Laws That Every Business Entity Should Follow in 2023

3 Laws That Every Business Entity Should Follow in 2023

Launching your brand in the commercial space needs plenty of preparation. One of them is knowing the business laws to comply with state, federal and local regulations. Companies unfamiliar with the legal essentials are susceptible to failure and losing big money in lawsuit. Studies found that 36% to 53% of small businesses are sued annually and about 45% of small businesses are currently involved in litigation as of 2022. The average liability suit costs at least $54,000. More than 75% of small business owners live in fear that they might be targeted for a lawsuit.

Kellogg launched a new ad campaign in 2009 for its Rice Krispies cereal claiming that it boosts children’s immunity. Various private individuals along with The Oregon attorney general and the FTC had issues due to a lack of scientific evidence. Multiple allegations were rolled into one and the company settled for $5 million as per Lexology report. McDonald’s, Apple and Red Bull also faced major financial setbacks with class-action settlements. So, below are a few legal necessities to stay compliant and protect your brand. Knowing these will keep you from getting caught off guard.

1. Pay-to-Play Law

Pay-to-play is the unethical act of money exchange with government officials to enjoy certain favors, privileges or benefits. It can be in areas like politics, entertainment, sports and business. New Jersey’s Pay-to-play law seeks to ensure open and fair public contracting that must be free of the sway of political interests. Section 84308 prohibits a party from looking for a permit, license and similar entitlements in return for political contributions.
Entities holding contracts worth more than $250,000 are banned from pay-to-play disclosure. As of February 2022, 15 states and the District of Columbia have pay-to-play laws of general jurisdiction and several other states have industry-specific pay-to-play laws. Make sure your company is in compliance with state contracts for a customized plan.

2. Privacy Laws

There is no single US law for the privacy of data but a mix of GLBA, FCRA, COPPA, VPPA and FERPA. These give consumers the right to control their data and businesses must strive to create a better world with a safe internet presence. Companies that store and process information are required to stay updated on the latest regulations even if there is a lack of a comprehensive privacy framework. This helps to ensure compliance with the data collection laws that regulate the collection, use and disclosure of personal data while setting standards regarding how to take care of sensitive details.

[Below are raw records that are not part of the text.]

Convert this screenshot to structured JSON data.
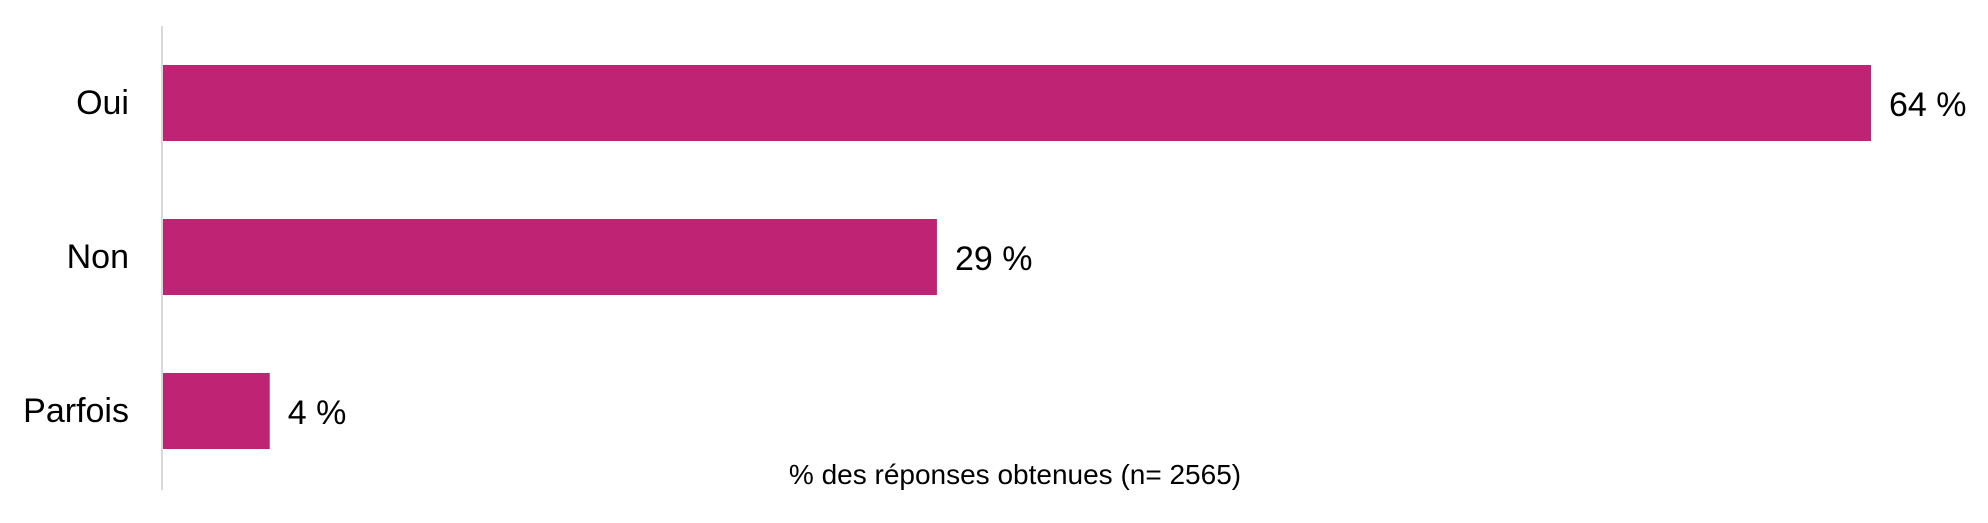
{
  "chart_data": {
    "type": "bar",
    "orientation": "horizontal",
    "categories": [
      "Oui",
      "Non",
      "Parfois"
    ],
    "values": [
      64,
      29,
      4
    ],
    "value_labels": [
      "64 %",
      "29 %",
      "4 %"
    ],
    "xlabel": "% des réponses obtenues (n= 2565)",
    "ylabel": "",
    "title": "",
    "grid": false,
    "legend": "none",
    "bar_color": "#BF2474",
    "axis_color": "#D9D9D9"
  }
}
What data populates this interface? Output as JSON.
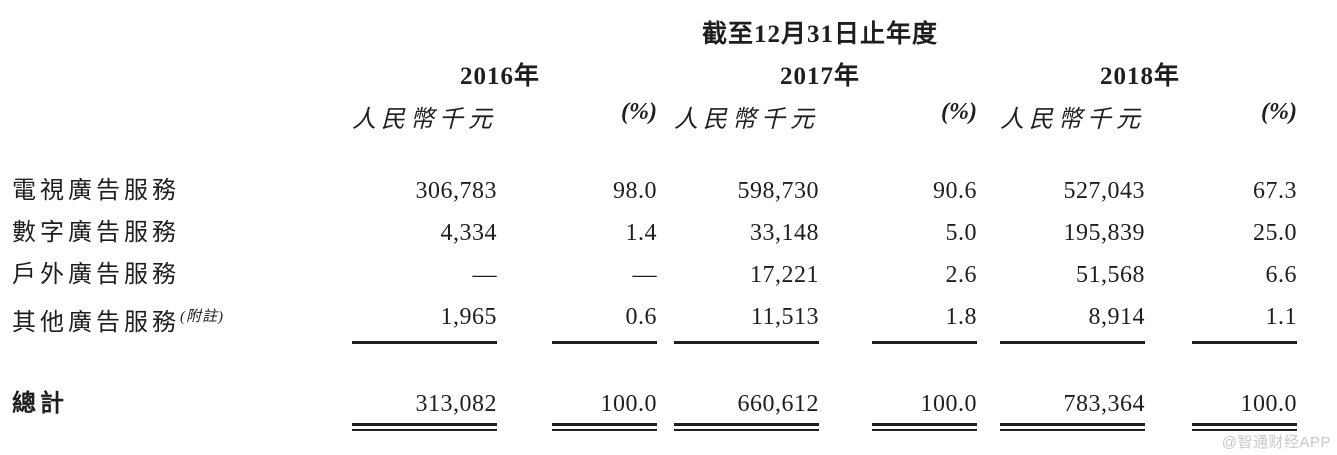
{
  "table": {
    "title": "截至12月31日止年度",
    "years": [
      "2016年",
      "2017年",
      "2018年"
    ],
    "unit_header": "人民幣千元",
    "pct_header": "(%)",
    "rows": [
      {
        "label": "電視廣告服務",
        "note": "",
        "values": [
          "306,783",
          "98.0",
          "598,730",
          "90.6",
          "527,043",
          "67.3"
        ]
      },
      {
        "label": "數字廣告服務",
        "note": "",
        "values": [
          "4,334",
          "1.4",
          "33,148",
          "5.0",
          "195,839",
          "25.0"
        ]
      },
      {
        "label": "戶外廣告服務",
        "note": "",
        "values": [
          "—",
          "—",
          "17,221",
          "2.6",
          "51,568",
          "6.6"
        ]
      },
      {
        "label": "其他廣告服務",
        "note": "(附註)",
        "values": [
          "1,965",
          "0.6",
          "11,513",
          "1.8",
          "8,914",
          "1.1"
        ]
      }
    ],
    "total": {
      "label": "總計",
      "values": [
        "313,082",
        "100.0",
        "660,612",
        "100.0",
        "783,364",
        "100.0"
      ]
    }
  },
  "watermark": "@智通财经APP",
  "colors": {
    "text": "#1e1e1e",
    "rule": "#1f1f1f",
    "watermark": "#c6cacc"
  }
}
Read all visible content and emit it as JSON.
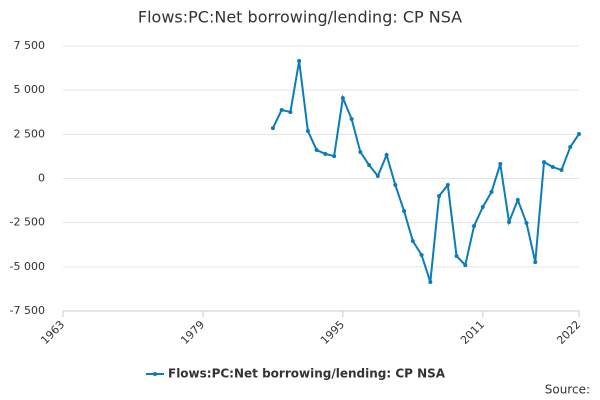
{
  "chart_data": {
    "type": "line",
    "title": "Flows:PC:Net borrowing/lending: CP NSA",
    "x": [
      1987,
      1988,
      1989,
      1990,
      1991,
      1992,
      1993,
      1994,
      1995,
      1996,
      1997,
      1998,
      1999,
      2000,
      2001,
      2002,
      2003,
      2004,
      2005,
      2006,
      2007,
      2008,
      2009,
      2010,
      2011,
      2012,
      2013,
      2014,
      2015,
      2016,
      2017,
      2018,
      2019,
      2020,
      2021,
      2022
    ],
    "series": [
      {
        "name": "Flows:PC:Net borrowing/lending: CP NSA",
        "color": "#0b7cb8",
        "values": [
          2850,
          3880,
          3760,
          6650,
          2690,
          1610,
          1390,
          1270,
          4560,
          3370,
          1500,
          760,
          140,
          1330,
          -370,
          -1840,
          -3540,
          -4330,
          -5860,
          -990,
          -370,
          -4390,
          -4900,
          -2690,
          -1610,
          -760,
          820,
          -2460,
          -1220,
          -2520,
          -4730,
          930,
          650,
          480,
          1780,
          2520
        ]
      }
    ],
    "xlim": [
      1963,
      2022
    ],
    "xticks": [
      1963,
      1979,
      1995,
      2011,
      2022
    ],
    "ylim": [
      -7500,
      7500
    ],
    "yticks": [
      {
        "value": -7500,
        "label": "-7 500"
      },
      {
        "value": -5000,
        "label": "-5 000"
      },
      {
        "value": -2500,
        "label": "-2 500"
      },
      0,
      {
        "value": 2500,
        "label": "2 500"
      },
      {
        "value": 5000,
        "label": "5 000"
      },
      {
        "value": 7500,
        "label": "7 500"
      }
    ],
    "grid": true,
    "source": "Source:"
  }
}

The US Privacy Act of 1974 establishes rules and regulations regarding US government agencies’ use, collection and disclosure of personal information. One of the is the right to access data based on an employee’s role in a company. Three states like California, Virginia and Colorado have comprehensive consumer privacy laws which applies to the residents. It is a good idea work with your lawyer and learn about the size of the income level of businesses the laws apply to, cure periods and whether you may use tools or authorized agents.

3.      Tax Laws

Businesses must file and pay federal taxes on income earned annually. This will need you to get an employer identification number. The nominal federal corporate tax rate in the US is a flat 21% since January 2018 due to the Tax Cuts and Jobs Acts of 2017. Not being able to pay the amount leads to Failure to Pay Penalty is 0.5% of the unpaid taxes for each month or a part of the month the tax remains unpaid. Take some time to review the social security, Medicare, federal tax and federal unemployment tax needs.

You may also have to collect and pay state sales and state and federal excise taxes on specific business activities and property taxes on assets. Income taxes are also applicable for Sole Proprietors, Multiple-Member LLCs, Partners and Single-Member LLCs.

Try to protect your personal assets, ensure your workers and be careful not to violate trademarks. Check for licensing needs before opening doors to the public. Know the rules and guidelines about internet advertising to avoid anything that hurts customer sentiments. File for bankruptcy if your business debt is getting out of hand. Following these steps can help your new company run without hassles.